You don't get paid when the sun shines, and you don't get paid for when it does not.
You had to pay for building the solar panels and maintaining them. Corporate greed aside none sane would like their tax money either to be spent on producing electricity when it's not needed.
Next step for renewables must be storage that is cheap enough for it to beat having fossil fuel on standby.
To be honest, at grid scale, I don't see why the answer to this today isn't that the government/energy companies just build a shit load of gravity batteries and use the basically free power times to build grid supply for when the sun's gone down.
Because "gravity batteries" is a stupid inefficient concept peddled by techbros to solve a huge problem with "a magic solution". In reality, they require either digging straight down like a mine shaft, but at huge scale, or a high rise building with all the weight concentrated on its top floor when the batteries are "charged". Wind would sway that shit left and right, the weight concentration would undermine / damage the building if it even was possible to build at scale.
Well, you can use dams.
The problem is really down to finding places where you can actually build something like a hydroelectric power plant.
You need a large area you can safely flood. (No villages in the area or only villages you can buy out the owners of) or a high up lake.
The area to flood needs to have the geology required to construct a dam safely.
And finally, the area needs to be pretty high up and have an area below you can direct the outgoing water to.
Yeah, but there are already built hydroeletric dams that can be reused like that.
so-called "gravity batteries" is pretty much exactly a dam with a mini-dam/reservoir at the bottom. When there is an excess, you run the motor to reverse the waterflow to pump uphill into a highe-elevation water retention pond/mini-dam.

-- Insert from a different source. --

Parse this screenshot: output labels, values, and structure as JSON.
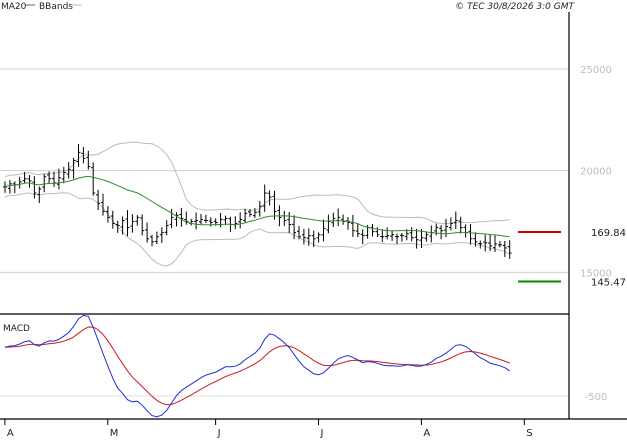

This also helps reduce the amount of outflow water "lost" due to high-demand. Since you could take almost a day to fill the bottom reservoir and spend "wind"/solar to pump back the "lost" water downstream back into the higher-level reservoir.
Even if things are inefficient wind/solar are "renewable", so you can keep "wasting" excess to replenish the dam and still make enough money back ( think in-terms of drought, flooding, windy, sunny, cloudy, etc ) you can basically keep the high-output "system" always topped-up with water. And still supply water + electricity as it is needed. There is no "downside".
Not everyone agrees. So opinions can differ.